Pada tanggal 11 Agustus, sebuah perjanjian damai ditandatangani, secara resmi mengakhiri "Konfrontasi" Indonesia-Malaysia. Indonesia mengumumkan akan bergabung kembali dengan Bank Dunia, Dana Moneter Internasional (IMF) dan Perserikatan Bangsa-Bangsa (PBB). Perjanjian ini termasuk pembebasan tahanan politik Soekarno dan pembayaran kompensasi kepada pemerintah Inggris dan Amerika Serikat atas kerusakan yang terjadi pada bangunan diplomatik mereka selama demonstrasi di era Soekarno.
Pada tanggal 17 Agustus, dalam pidato hari kemerdekaan tahunan, Soekarno menyatakan bahwa Indonesia tidak mau mengakui Malaysia atau bergabung kembali dengan PBB. Ia juga menyatakan bahwa ia tidak memindahkan kekuasaan kepada Soeharto. Ini memicu reaksi marah dalam bentuk demonstrasi, dan Indonesia memang akhirnya bergabung kembali dengan PBB pada bulan September, berpartisipasi dalam Majelis Umum pada tanggal 28 September.[27] Sementara itu, kritik dari para demonstran menjadi semakin gencar dan pribadi, ada yang menuntut Soekarno untuk diadili.
Pada 10 Januari 1967, Soekarno menulis kepada MPRS, melampirkan dokumen yang dikenal sebagai "Nawaksara", memberikan versinya tentang peristiwa seputar Gerakan 30 September. Di dalamnya, ia mengatakan bahwa penculikan dan pembunuhan para jenderal TNI tersebut adalah sebuah "kejutan tak terduga" kepadanya, dan bahwa ia sendiri tidak bertanggung jawab atas masalah-masalah moral dan ekonomi bangsa.

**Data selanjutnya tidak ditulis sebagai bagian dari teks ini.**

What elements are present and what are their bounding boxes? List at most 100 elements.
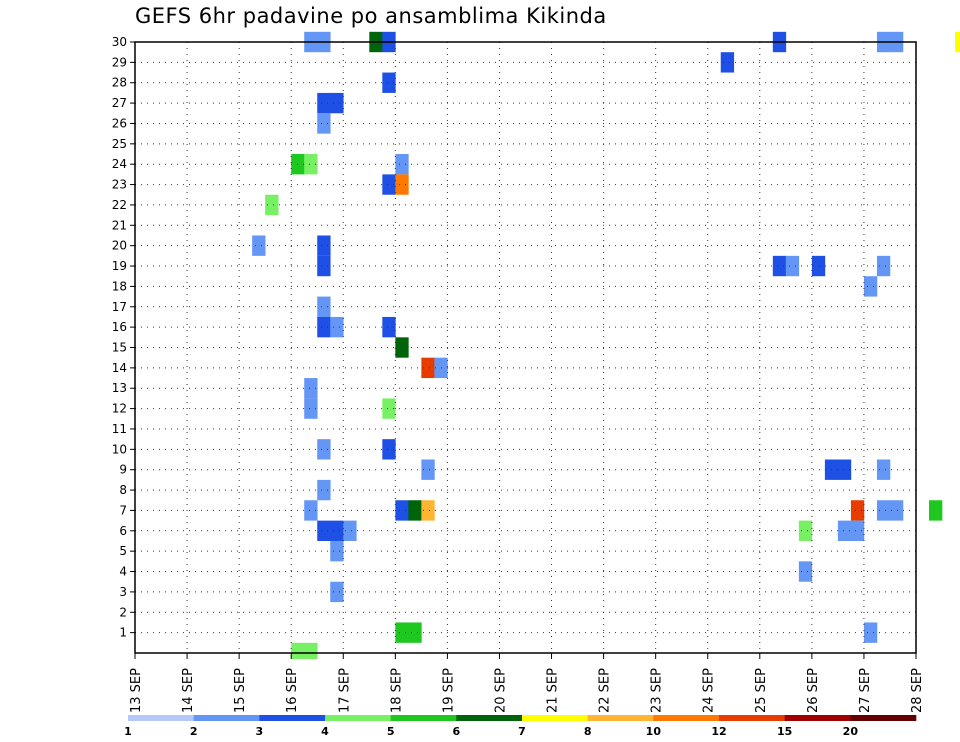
colorbar-swatch — [456, 715, 523, 721]
x-tick-label: 17 SEP — [337, 668, 352, 713]
colorbar-swatch — [522, 715, 588, 721]
heatmap-cells — [252, 31, 960, 659]
y-tick-label: 10 — [112, 442, 127, 456]
heatmap-cell — [304, 642, 318, 659]
heatmap-cell — [421, 357, 435, 379]
y-tick-label: 1 — [119, 626, 127, 640]
colorbar: 1 2 3 4 5 6 7 8 10 12 15 20 — [124, 715, 917, 738]
heatmap-cell — [929, 500, 943, 521]
heatmap-cell — [395, 622, 409, 643]
y-tick-label: 20 — [112, 239, 127, 253]
y-tick-label: 29 — [112, 55, 127, 69]
heatmap-cell — [382, 316, 396, 338]
y-tick-label: 4 — [119, 565, 127, 579]
heatmap-cell — [955, 31, 960, 53]
y-tick-label: 22 — [112, 198, 127, 212]
y-tick-label: 21 — [112, 218, 127, 232]
x-tick-label: 16 SEP — [285, 668, 300, 713]
heatmap-cell — [408, 500, 422, 521]
y-tick-label: 7 — [119, 503, 127, 517]
heatmap-cell — [876, 500, 891, 521]
x-tick-label: 13 SEP — [129, 668, 144, 713]
heatmap-cell — [252, 235, 266, 256]
colorbar-label: 6 — [453, 725, 461, 738]
heatmap-cell — [837, 459, 852, 480]
heatmap-cell — [395, 337, 409, 358]
colorbar-label: 5 — [387, 725, 395, 738]
x-tick-label: 25 SEP — [754, 668, 769, 713]
heatmap-cell — [382, 174, 396, 195]
heatmap-cell — [330, 92, 344, 114]
y-tick-label: 5 — [119, 544, 127, 558]
x-tick-label: 22 SEP — [598, 668, 613, 713]
y-tick-label: 8 — [119, 483, 127, 497]
heatmap-cell — [720, 52, 735, 73]
y-tick-label: 28 — [112, 76, 127, 90]
heatmap-cell — [395, 500, 409, 521]
colorbar-label: 15 — [777, 725, 792, 738]
x-tick-label: 15 SEP — [233, 668, 248, 713]
x-tick-label: 20 SEP — [493, 668, 508, 713]
y-axis: 1234567891011121314151617181920212223242… — [112, 35, 135, 640]
y-tick-label: 24 — [112, 157, 127, 171]
heatmap-cell — [304, 500, 318, 521]
heatmap-cell — [317, 235, 331, 256]
colorbar-swatch — [784, 715, 851, 721]
colorbar-label: 1 — [124, 725, 132, 738]
heatmap-cell — [317, 296, 331, 317]
y-tick-label: 9 — [119, 463, 127, 477]
chart-title: GEFS 6hr padavine po ansamblima Kikinda — [135, 4, 607, 28]
y-tick-label: 30 — [112, 35, 127, 49]
colorbar-swatch — [719, 715, 785, 721]
heatmap-cell — [317, 255, 331, 277]
heatmap-cell — [837, 520, 852, 541]
colorbar-label: 3 — [256, 725, 264, 738]
y-tick-label: 25 — [112, 137, 127, 151]
heatmap-cell — [330, 581, 344, 603]
heatmap-cell — [863, 622, 878, 643]
heatmap-cell — [304, 154, 318, 175]
x-tick-label: 19 SEP — [441, 668, 456, 713]
colorbar-swatch — [128, 715, 194, 721]
heatmap-cell — [304, 398, 318, 419]
heatmap-cell — [317, 113, 331, 134]
heatmap-cell — [317, 92, 331, 114]
heatmap-cell — [850, 500, 865, 521]
x-tick-label: 14 SEP — [181, 668, 196, 713]
heatmap-cell — [317, 316, 331, 338]
heatmap-cell — [330, 520, 344, 541]
x-axis: 13 SEP 14 SEP 15 SEP 16 SEP 17 SEP 18 SEP 19 S… — [129, 653, 925, 713]
y-tick-label: 14 — [112, 361, 127, 375]
heatmap-cell — [382, 398, 396, 419]
heatmap-cell — [785, 255, 800, 277]
x-tick-label: 27 SEP — [858, 668, 873, 713]
heatmap-cell — [889, 500, 904, 521]
heatmap-cell — [291, 642, 305, 659]
y-tick-label: 3 — [119, 585, 127, 599]
colorbar-swatch — [325, 715, 391, 721]
colorbar-swatch — [193, 715, 260, 721]
heatmap-cell — [798, 520, 813, 541]
heatmap-cell — [265, 194, 279, 216]
heatmap-cell — [876, 255, 891, 277]
y-tick-label: 12 — [112, 402, 127, 416]
y-tick-label: 15 — [112, 341, 127, 355]
heatmap-cell — [772, 255, 787, 277]
heatmap-cell — [850, 520, 865, 541]
heatmap-cell — [798, 561, 813, 582]
heatmap-cell — [811, 255, 826, 277]
heatmap-cell — [317, 520, 331, 541]
y-tick-label: 13 — [112, 381, 127, 395]
x-tick-label: 24 SEP — [702, 668, 717, 713]
y-tick-label: 17 — [112, 300, 127, 314]
x-tick-label: 18 SEP — [389, 668, 404, 713]
heatmap-cell — [421, 459, 435, 480]
colorbar-swatch — [587, 715, 654, 721]
heatmap-cell — [330, 540, 344, 562]
heatmap-cell — [304, 378, 318, 399]
heatmap-cell — [382, 72, 396, 93]
x-tick-label: 23 SEP — [650, 668, 665, 713]
colorbar-label: 8 — [584, 725, 592, 738]
y-tick-label: 16 — [112, 320, 127, 334]
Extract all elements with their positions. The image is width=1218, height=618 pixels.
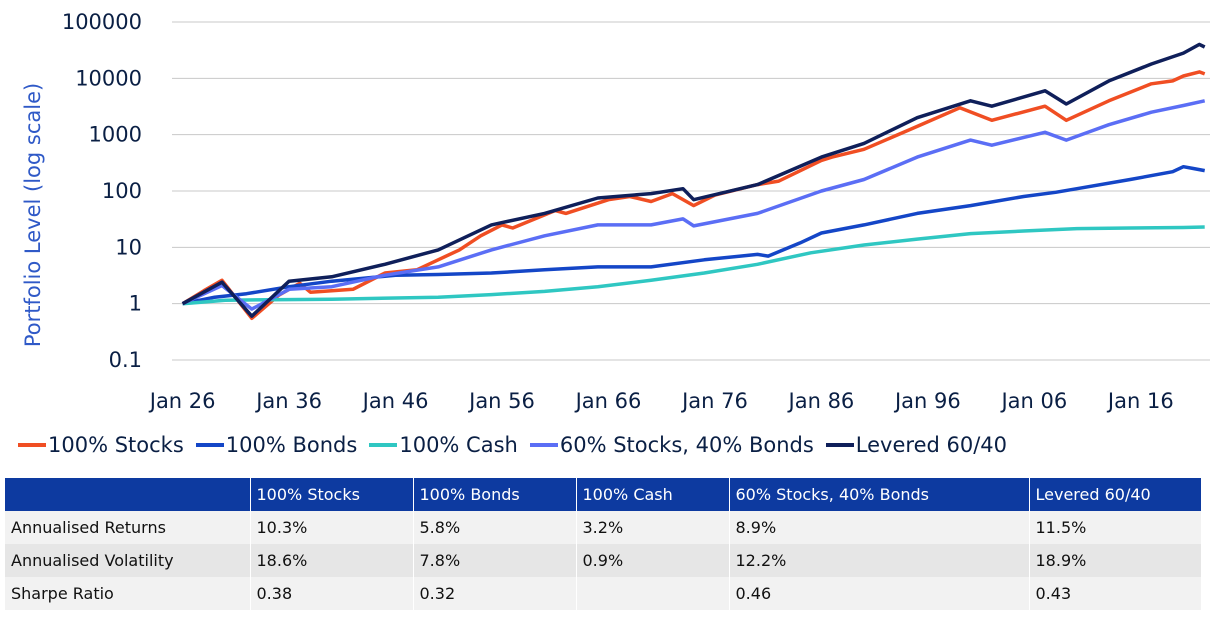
x-tick-label: Jan 06 bbox=[999, 389, 1067, 413]
x-tick-label: Jan 56 bbox=[467, 389, 535, 413]
series-line-2 bbox=[182, 164, 1206, 306]
table-cell bbox=[576, 577, 730, 610]
table-row: Annualised Returns 10.3% 5.8% 3.2% 8.9% 11.5% bbox=[5, 511, 1202, 544]
legend-item: 100% Cash bbox=[369, 433, 518, 457]
row-label: Sharpe Ratio bbox=[5, 577, 251, 610]
table-cell: 5.8% bbox=[413, 511, 577, 544]
legend-item: 100% Bonds bbox=[195, 433, 358, 457]
table-row: Annualised Volatility 18.6% 7.8% 0.9% 12.2% 1… bbox=[5, 544, 1202, 577]
table-header-cell: Levered 60/40 bbox=[1029, 478, 1202, 511]
x-tick-label: Jan 16 bbox=[1106, 389, 1174, 413]
legend-label: 100% Cash bbox=[399, 433, 518, 457]
legend-item: 100% Stocks bbox=[18, 433, 184, 457]
table-header-cell: 100% Bonds bbox=[413, 478, 577, 511]
row-label: Annualised Volatility bbox=[5, 544, 251, 577]
legend-swatch bbox=[369, 443, 398, 447]
y-tick-label: 0.1 bbox=[109, 348, 142, 372]
row-label: Annualised Returns bbox=[5, 511, 251, 544]
y-tick-label: 100 bbox=[102, 179, 142, 203]
y-tick-label: 10000 bbox=[75, 66, 142, 90]
legend-swatch bbox=[195, 443, 224, 447]
legend-swatch bbox=[529, 443, 558, 447]
legend-item: Levered 60/40 bbox=[825, 433, 1008, 457]
table-cell: 11.5% bbox=[1029, 511, 1202, 544]
table-cell: 8.9% bbox=[729, 511, 1030, 544]
table-header-row: 100% Stocks 100% Bonds 100% Cash 60% Stocks… bbox=[5, 478, 1202, 511]
chart-legend: 100% Stocks 100% Bonds 100% Cash 60% Stocks… bbox=[18, 428, 1218, 462]
x-tick-label: Jan 76 bbox=[680, 389, 748, 413]
table-cell: 0.32 bbox=[413, 577, 577, 610]
y-tick-label: 10 bbox=[115, 235, 142, 259]
x-axis-ticks: Jan 26 Jan 36 Jan 46 Jan 56 Jan 66 Jan 76 Jan … bbox=[148, 389, 1174, 413]
series-lines bbox=[181, 42, 1206, 321]
y-tick-label: 100000 bbox=[62, 10, 142, 34]
table-header-cell: 100% Stocks bbox=[250, 478, 414, 511]
y-tick-label: 1 bbox=[129, 292, 142, 316]
series-line-4 bbox=[181, 99, 1206, 311]
y-tick-label: 1000 bbox=[89, 123, 142, 147]
table-cell: 0.46 bbox=[729, 577, 1030, 610]
table-header-cell: 60% Stocks, 40% Bonds bbox=[729, 478, 1030, 511]
x-tick-label: Jan 26 bbox=[148, 389, 216, 413]
table-cell: 18.9% bbox=[1029, 544, 1202, 577]
legend-label: 100% Bonds bbox=[225, 433, 358, 457]
x-tick-label: Jan 46 bbox=[361, 389, 429, 413]
table-header-cell bbox=[5, 478, 251, 511]
series-line-5 bbox=[181, 42, 1206, 318]
gridlines bbox=[172, 21, 1210, 361]
series-line-1 bbox=[181, 70, 1206, 321]
table-cell: 18.6% bbox=[250, 544, 414, 577]
series-line-3 bbox=[182, 225, 1205, 306]
legend-label: 60% Stocks, 40% Bonds bbox=[559, 433, 814, 457]
table-cell: 10.3% bbox=[250, 511, 414, 544]
x-tick-label: Jan 36 bbox=[254, 389, 322, 413]
x-tick-label: Jan 86 bbox=[787, 389, 855, 413]
y-axis-ticks: 100000 10000 1000 100 10 1 0.1 bbox=[62, 10, 142, 372]
legend-swatch bbox=[18, 443, 46, 447]
x-tick-label: Jan 66 bbox=[574, 389, 642, 413]
legend-swatch bbox=[825, 443, 854, 447]
legend-label: 100% Stocks bbox=[48, 433, 184, 457]
legend-label: Levered 60/40 bbox=[855, 433, 1008, 457]
table-cell: 0.43 bbox=[1029, 577, 1202, 610]
table-cell: 12.2% bbox=[729, 544, 1030, 577]
table-header-cell: 100% Cash bbox=[576, 478, 730, 511]
table-cell: 0.9% bbox=[576, 544, 730, 577]
legend-item: 60% Stocks, 40% Bonds bbox=[529, 433, 814, 457]
table-cell: 0.38 bbox=[250, 577, 414, 610]
x-tick-label: Jan 96 bbox=[893, 389, 961, 413]
table-cell: 7.8% bbox=[413, 544, 577, 577]
table-row: Sharpe Ratio 0.38 0.32 0.46 0.43 bbox=[5, 577, 1202, 610]
statistics-table: 100% Stocks 100% Bonds 100% Cash 60% Stocks… bbox=[5, 478, 1202, 610]
table-cell: 3.2% bbox=[576, 511, 730, 544]
y-axis-title: Portfolio Level (log scale) bbox=[21, 83, 45, 347]
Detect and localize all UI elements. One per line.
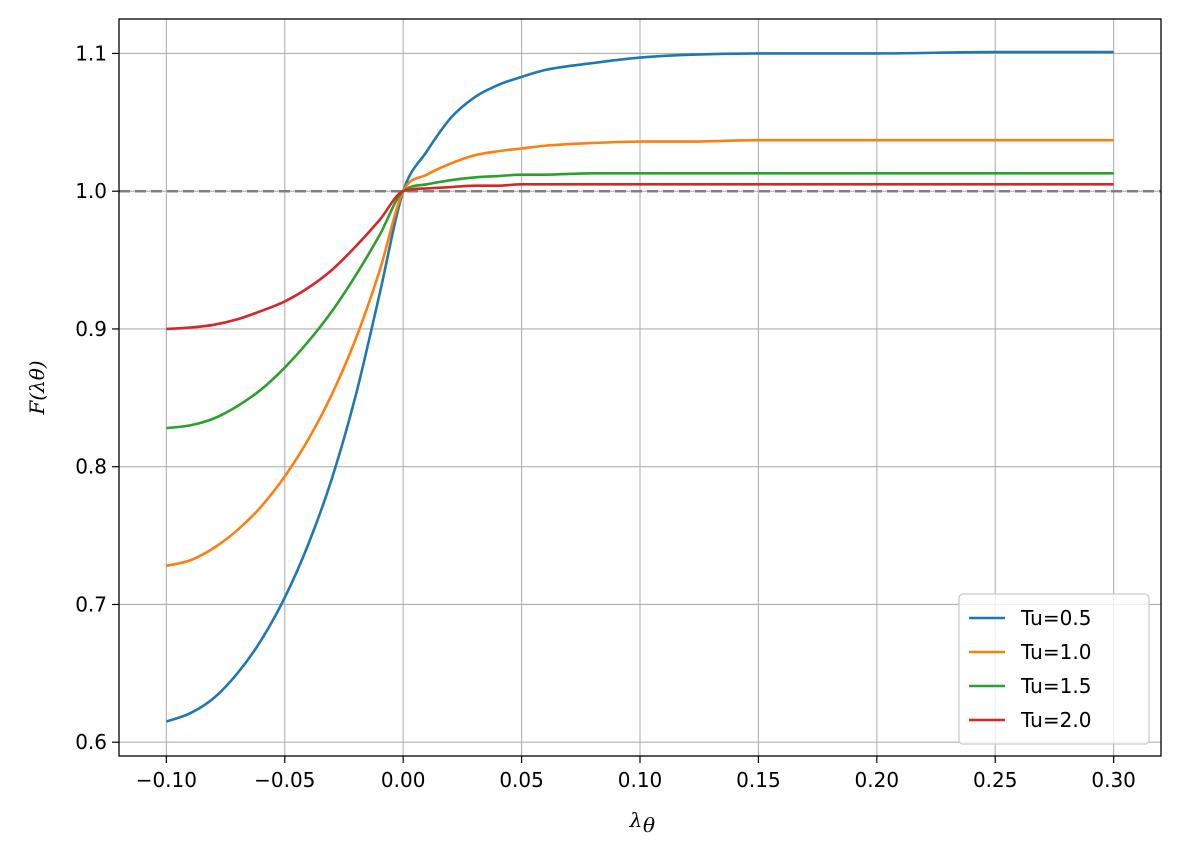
y-tick-label: 0.6	[75, 730, 107, 754]
legend-label: Tu=0.5	[1020, 606, 1091, 630]
y-tick-label: 1.0	[75, 179, 107, 203]
legend-items: Tu=0.5 Tu=1.0 Tu=1.5 Tu=2.0	[969, 606, 1091, 732]
series-line-tu-1-5	[166, 171, 1114, 430]
x-tick-label: −0.10	[136, 768, 197, 792]
series-line-tu-2-0	[166, 183, 1114, 331]
y-tick-label: 0.8	[75, 455, 107, 479]
x-tick-label: 0.25	[973, 768, 1018, 792]
legend-label: Tu=2.0	[1020, 708, 1091, 732]
x-tick-label: 0.30	[1091, 768, 1136, 792]
x-tick-label: 0.00	[381, 768, 426, 792]
legend: Tu=0.5 Tu=1.0 Tu=1.5 Tu=2.0	[958, 593, 1150, 745]
y-tick-label: 0.7	[75, 592, 107, 616]
y-axis-ticks: 0.6 0.7 0.8 0.9 1.0 1.1	[75, 41, 119, 754]
x-tick-label: 0.15	[736, 768, 781, 792]
series-group	[165, 50, 1114, 723]
series-line-tu-0-5	[165, 50, 1114, 723]
x-tick-label: 0.05	[499, 768, 544, 792]
x-axis-ticks: −0.10 −0.05 0.00 0.05 0.10 0.15 0.20 0.25 0.30	[136, 756, 1136, 792]
x-tick-label: 0.20	[855, 768, 900, 792]
legend-label: Tu=1.5	[1020, 674, 1091, 698]
legend-label: Tu=1.0	[1020, 640, 1091, 664]
series-line-tu-1-0	[166, 138, 1114, 568]
y-tick-label: 0.9	[75, 317, 107, 341]
x-axis-label-symbol: λ	[629, 808, 643, 832]
y-tick-label: 1.1	[75, 41, 107, 65]
x-tick-label: 0.10	[618, 768, 663, 792]
y-axis-label-text: F(λθ)	[25, 360, 49, 415]
x-axis-label: λ θ	[629, 808, 655, 837]
x-axis-label-subscript: θ	[643, 813, 655, 837]
x-tick-label: −0.05	[254, 768, 315, 792]
legend-box	[958, 593, 1150, 745]
y-axis-label: F(λθ)	[25, 360, 49, 415]
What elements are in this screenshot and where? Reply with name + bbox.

Hal ini menyebabkan demonstran menyerukan Soekarno untuk digantung.[22]
Pimpinan MPRS kemudan bertemu pada tanggal 21 Januari dan menyimpulkan bahwa Soekarno telah gagal untuk memenuhi kewajiban konstitusionalnya. Dalam resolusi yang disahkan pada 9 Februari, DPR-GR menolak Nawaksara dan meminta MPRS untuk mengadakan sidang khusus.[27]
Pada tanggal 12 Maret 1967, sidang khusus MPRS dimulai. Setelah perdebatan sengit, sidang ini setuju untuk melucuti Soekarno dari kekuasaan dan jabatannya. Pada tanggal 12 Maret Soeharto diangkat penjabat Presiden Republik Indonesia yang baru. Soekarno kemudian dimasukkan sebagai tahanan rumah secara de facto di kediamannya di Bogor. Setahun kemudian, pada tanggal 27 Maret 1968 sidang lain dari MPRS kembali menunjuk Soeharto sebagai presiden kedua Republik Indonesia.[27]
Jenderal Nasution sendiri diyakini telah berusaha mendapatkan kekuasaan pada tanggal 16 Desember 1965, ketika dia ditunjuk sebagai Komando Operasi Tertinggi, dan memegang sebagian dari hirarki militer yang umumnya dipegang oleh orang sipil. The New York Times melaporkan bahwa Nasution lebih suka membentuk sebuah junta untuk menggantikan pemerintahan Soekarno.[30] (New York Times, 16 Desember 1965.)